Les animaux légendaires de Lyon : la Mâchecroute

Décrite en 1552 par Rabelais, la Mâchecroute est un monstre affamé, qui rôdait dans les eaux du Rhône. Portrait d'une légende aujourd'hui disparue, ou presque.

Mâchecroute
La Mâchecroute est une légende bien ancrée autour du Rhône. © Camille Gabert

Les yeux plus grands que le ventre et la tête plus grosse que tout le reste du corps, avec des amples, larges et horrifiques mâchoires bien dentelées tant dessus qu’en dessous. » Le monstre décrit par Rabelais dans Le Quart Livre en 1552 n’est autre que la terrible Mâchecroute.

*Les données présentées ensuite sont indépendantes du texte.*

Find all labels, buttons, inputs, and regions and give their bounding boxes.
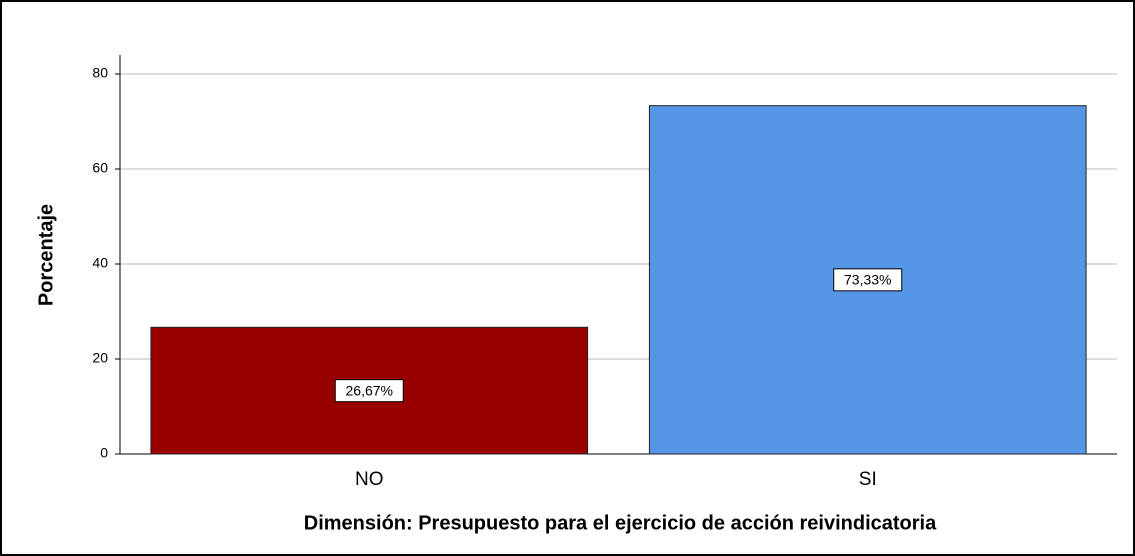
x-tick-label: SI [859, 469, 877, 490]
y-tick-label: 0 [100, 445, 108, 461]
x-axis-title: Dimensión: Presupuesto para el ejercicio… [304, 512, 937, 534]
x-tick-label: NO [355, 469, 384, 490]
value-label: 26,67% [346, 382, 393, 398]
y-tick-label: 20 [92, 350, 108, 366]
value-label-box [334, 379, 404, 403]
y-tick-label: 80 [92, 65, 108, 81]
y-axis-title: Porcentaje [35, 204, 57, 306]
y-tick-label: 40 [92, 255, 108, 271]
y-tick-label: 60 [92, 160, 108, 176]
value-label: 73,33% [844, 272, 891, 288]
value-label-box [833, 268, 903, 292]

La légende veut que depuis le Moyen-Âge, cette créature aux allures de dragon erre dans les eaux du Rhône. Affamée ou dérangée, celle-ci pourrait tout détruire autour d’elle en quelques minutes déclenchant des crues et inondations spectaculaires.

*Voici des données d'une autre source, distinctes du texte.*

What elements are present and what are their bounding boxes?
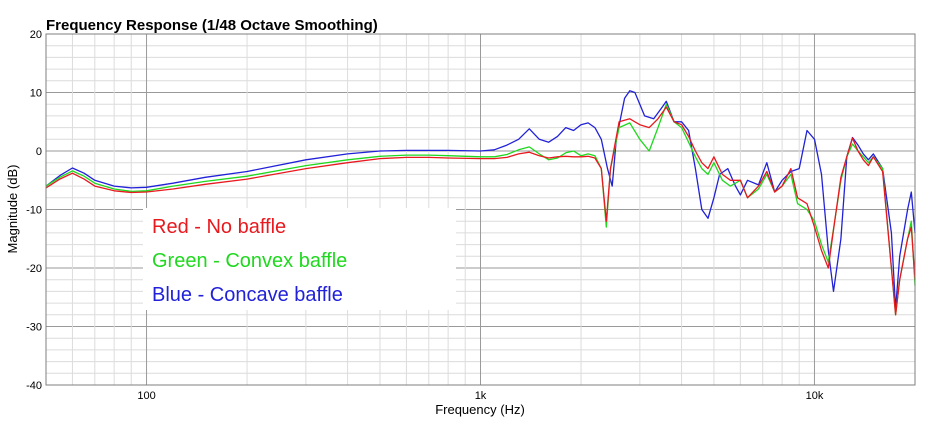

Et selon les écrits, ce démon des crues n’a pas frappé qu’une fois, bien au contraire. La maîtresse des profondeurs qui aurait élu domicile sous les piles en chêne du pont du Rhône, aurait frappé en 579, 821, 874 puis en 1501 et 1510 détruisant toute la commune de la Guillotière.

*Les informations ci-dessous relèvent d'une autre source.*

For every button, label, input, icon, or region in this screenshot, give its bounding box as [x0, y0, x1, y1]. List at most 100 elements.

L’esprit des berges du Rhône

Il faut savoir qu’au Moyen Âge et jusqu’au XIXe siècle, les berges du Rhône ne sont pas aménagées comme elles le sont aujourd’hui. Les inondations sont fréquentes et les digues peu solides. Les abords de la rive gauche, où se situe la commune de la Guillotière, ne sont que marécages et le Rhône, comme la Mâchecroute, n’est pas domestiqué.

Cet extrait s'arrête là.